Why Agility Is Critical For Agencies And Clients Alike

Clients in the digital age expect advertising agencies to produce not only ads but creative solutions. These demands aren’t new, but the industry’s approach to meeting them is. 

Instead of sticking to tried-and-true methods, agencies are adopting an agile approach and pivoting to meet client needs. This may mean handling a business-related problem that can’t be solved by a traditional advertising campaign. By personalizing processes for clients, advertising agencies can more easily navigate a shifting landscape. 

The industry has reached a crossroads: Those agencies that leave room for change while staying true to their original mission are emerging on top, and the ones that refuse to adapt will ultimately fail. 

The Changing Advertising Landscape 

TV commercials and ad campaigns used to be an agency’s bread and butter. However, different platforms and emerging technology dictate a new era. Social media, online shopping, and new entertainment preferences affect the type of content that advertisers produce. 



For example, social media has prompted the rise of tailored messaging. Ninety percent of social media users have directly interacted with a business via social channels. Additionally, consumer entertainment preferences affect advertisements — research shows that 41% of consumers want entertaining ads. A 30-second YouTube commercial might irritate users, but a well-designed two-minute video will probably intrigue them. That’s why 87% of businesses use video as a marketing tool. 

Agencies need to employ new agile strategies in order to meet modern client and consumer expectations. Marketing leaders today laugh at old annual strategies, but even the quarterly plans that dominate the industry are too slow.

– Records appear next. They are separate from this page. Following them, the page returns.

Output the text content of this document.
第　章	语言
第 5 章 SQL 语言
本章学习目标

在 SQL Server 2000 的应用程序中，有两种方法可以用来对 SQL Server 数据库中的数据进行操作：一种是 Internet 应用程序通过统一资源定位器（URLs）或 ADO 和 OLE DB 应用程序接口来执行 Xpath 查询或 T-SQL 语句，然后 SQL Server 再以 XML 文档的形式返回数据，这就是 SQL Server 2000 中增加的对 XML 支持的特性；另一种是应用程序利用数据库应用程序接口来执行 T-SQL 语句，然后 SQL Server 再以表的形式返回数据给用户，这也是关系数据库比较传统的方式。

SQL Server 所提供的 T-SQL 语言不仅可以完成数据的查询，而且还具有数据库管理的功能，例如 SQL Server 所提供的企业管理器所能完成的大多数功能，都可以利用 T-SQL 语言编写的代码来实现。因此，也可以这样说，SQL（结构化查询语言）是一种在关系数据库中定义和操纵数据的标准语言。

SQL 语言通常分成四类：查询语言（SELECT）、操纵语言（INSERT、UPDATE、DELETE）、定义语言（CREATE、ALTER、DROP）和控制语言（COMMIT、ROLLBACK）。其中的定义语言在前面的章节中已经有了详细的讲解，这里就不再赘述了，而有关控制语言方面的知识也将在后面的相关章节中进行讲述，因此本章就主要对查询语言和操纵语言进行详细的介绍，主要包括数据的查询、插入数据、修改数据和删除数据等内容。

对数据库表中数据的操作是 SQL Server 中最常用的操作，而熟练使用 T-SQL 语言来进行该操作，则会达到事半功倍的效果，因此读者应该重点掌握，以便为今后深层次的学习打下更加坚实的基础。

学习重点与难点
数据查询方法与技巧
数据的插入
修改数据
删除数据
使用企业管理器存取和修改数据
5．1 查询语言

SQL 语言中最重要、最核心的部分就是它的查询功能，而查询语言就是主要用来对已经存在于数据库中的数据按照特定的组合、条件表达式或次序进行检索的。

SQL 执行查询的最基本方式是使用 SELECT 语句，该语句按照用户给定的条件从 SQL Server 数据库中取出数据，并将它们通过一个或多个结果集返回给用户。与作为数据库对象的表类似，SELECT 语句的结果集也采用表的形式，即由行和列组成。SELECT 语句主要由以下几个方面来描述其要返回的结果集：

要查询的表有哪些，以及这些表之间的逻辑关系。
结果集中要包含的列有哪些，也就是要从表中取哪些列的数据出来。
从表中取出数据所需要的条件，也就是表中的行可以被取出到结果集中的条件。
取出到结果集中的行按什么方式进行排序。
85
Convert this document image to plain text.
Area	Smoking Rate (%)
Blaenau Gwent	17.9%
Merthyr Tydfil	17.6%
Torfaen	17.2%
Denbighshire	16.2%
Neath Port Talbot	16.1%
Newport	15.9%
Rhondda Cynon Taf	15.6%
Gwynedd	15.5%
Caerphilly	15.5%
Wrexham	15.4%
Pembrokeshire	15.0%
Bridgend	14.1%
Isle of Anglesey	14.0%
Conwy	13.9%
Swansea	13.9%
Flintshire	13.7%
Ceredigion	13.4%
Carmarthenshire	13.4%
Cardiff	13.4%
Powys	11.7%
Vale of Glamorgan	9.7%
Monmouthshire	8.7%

The media landscape can change from one day to the next, and ad agencies need to adjust to that time frame. 

Big plans are out. Instead of devising large-scale campaigns, ad agencies should focus on smaller day-to-day victories. Agile marketing should be fast-paced and concentrate on lead generation and conversion. New ideas and experiments should drive strategy rather than overarching goals, and milestones should be rewritten to suit the changing landscape. 

Employing Agility 

The advertising industry is too volatile for agencies to remain at a standstill. If they want to succeed, they need to adapt and grow. Amazon started out as an online bookseller, but the company has grown into a massive digital marketplace that has maintained relevancy in a changing environment. Advertising agencies need to embrace a similar business plan. 

Staying the course is no longer possible, but don’t throw out the original mission statement. In order to be agile, every team member needs to focus on the overall goal of the agency. If an agency’s goal is to provide the best solutions to client problems, then it can’t stick to unyielding service lines. 

Consider a pillow company I worked with that was struggling to sell its products. Its customers didn’t realize that their pillows had shelf lives. Instead of running an advertising campaign, we recommended the company add an expiration date to every pillow sold. This built-in reminder encouraged customers to come back when needed, and it was the best solution for the company. 

One of the reasons Blockbuster failed was not that it refused to compromise on its original mission — providing consumers the entertainment they crave — but because it didn’t change its delivery method. Even though technology and media consumption habits changed, the company’s strategy stayed the same. Blockbuster even passed on the opportunity to buy Netflix, which ultimately led to the company’s failure. 

Agility is essential for company survival. Agencies need to ditch the big plans and be prepared to pivot if they want to continue meeting client needs.